Old English trading procedure that inspired the word handicap

Hand-in-cap is an old English trading procedure that gave rise to the modern word handicap. It was used to fairly trade items of potentially unequal value. Here's how the procedure works:

1. Appoint an umpire: An umpire is assigned who will evaluate the items being traded.
2. Place forfeit money: The players and the umpire each put a small amount of forfeit money into a cap. This serves two purposes:
  - It incentivizes the umpire to make a fair evaluation because the umpire can only collect the forfeit if certain conditions are met.
  - It discourages players from being overly stubborn, as they risk losing their forfeit money if they don't reach an agreement.
3. Offer up an item: Each player offers an item the other might want.
4. Evaluate the items: The umpire evaluates whether they are of equal value, and if not, estimates the value difference. The player who brought forth the less valuable item has to bring in the monetary difference in this case.
5. Make the decision: Both players put their hands into the cap.
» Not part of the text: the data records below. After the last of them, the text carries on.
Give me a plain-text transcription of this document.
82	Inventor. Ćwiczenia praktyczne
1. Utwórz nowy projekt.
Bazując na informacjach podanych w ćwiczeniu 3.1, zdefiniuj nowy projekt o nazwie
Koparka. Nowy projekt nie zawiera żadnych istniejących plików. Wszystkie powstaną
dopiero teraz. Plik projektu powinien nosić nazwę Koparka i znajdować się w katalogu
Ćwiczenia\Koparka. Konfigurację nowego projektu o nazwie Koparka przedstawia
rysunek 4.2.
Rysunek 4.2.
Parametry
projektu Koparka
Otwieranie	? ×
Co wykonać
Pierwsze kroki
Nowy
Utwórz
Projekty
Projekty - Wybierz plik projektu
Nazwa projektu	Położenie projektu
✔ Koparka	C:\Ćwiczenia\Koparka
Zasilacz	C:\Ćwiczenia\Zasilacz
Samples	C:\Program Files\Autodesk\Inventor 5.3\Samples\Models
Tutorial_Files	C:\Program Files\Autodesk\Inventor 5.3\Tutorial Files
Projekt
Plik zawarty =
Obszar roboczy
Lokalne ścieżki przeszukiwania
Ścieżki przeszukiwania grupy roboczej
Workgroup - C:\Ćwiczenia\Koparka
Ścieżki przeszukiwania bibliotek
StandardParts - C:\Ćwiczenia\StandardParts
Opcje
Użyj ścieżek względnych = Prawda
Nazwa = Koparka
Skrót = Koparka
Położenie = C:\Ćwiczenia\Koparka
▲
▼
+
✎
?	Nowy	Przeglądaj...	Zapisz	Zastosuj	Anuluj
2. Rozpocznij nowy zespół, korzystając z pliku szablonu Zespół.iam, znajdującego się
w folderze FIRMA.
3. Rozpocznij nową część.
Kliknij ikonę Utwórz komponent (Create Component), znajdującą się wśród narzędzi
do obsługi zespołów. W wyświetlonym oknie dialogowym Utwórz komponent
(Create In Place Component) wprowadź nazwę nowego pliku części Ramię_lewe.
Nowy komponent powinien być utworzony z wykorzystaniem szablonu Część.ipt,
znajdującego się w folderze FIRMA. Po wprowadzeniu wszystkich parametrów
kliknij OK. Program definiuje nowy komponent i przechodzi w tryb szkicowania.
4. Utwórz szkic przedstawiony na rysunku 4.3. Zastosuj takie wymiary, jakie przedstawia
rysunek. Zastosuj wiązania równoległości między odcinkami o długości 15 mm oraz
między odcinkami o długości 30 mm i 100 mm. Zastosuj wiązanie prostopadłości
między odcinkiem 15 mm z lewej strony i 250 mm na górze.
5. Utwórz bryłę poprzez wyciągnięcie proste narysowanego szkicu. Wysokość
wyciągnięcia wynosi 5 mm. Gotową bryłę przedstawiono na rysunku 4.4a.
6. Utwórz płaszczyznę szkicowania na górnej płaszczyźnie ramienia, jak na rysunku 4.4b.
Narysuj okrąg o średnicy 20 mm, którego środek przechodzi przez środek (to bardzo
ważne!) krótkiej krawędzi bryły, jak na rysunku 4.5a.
And then they remove their hands at the same time:
  - An open hand signals agreement with the umpire's valuation.
  - A closed hand signals disagreement.
6. Determine the outcome:
  - Both agree: The item trade occurs, and the umpire collects the forfeit money.
  - Both disagree: No trade occurs, but the umpire still collects the forfeit money.
  - One agrees, one disagrees: No trade occurs. The player who agreed with the valuation collects the forfeit money.

==History==
This game was played in Piers Plowman, a poem from the 14th century. The concept of a neutral person evening up the odds was extended to handicap racing in the mid-18th century. In handicap racing, horses carry different weights based on the umpire's estimation of what would make them run equally. The use of the term to describe a person with a disability—by extension from handicap racing, a person carrying a heavier burden than normal—appeared in the early 20th century.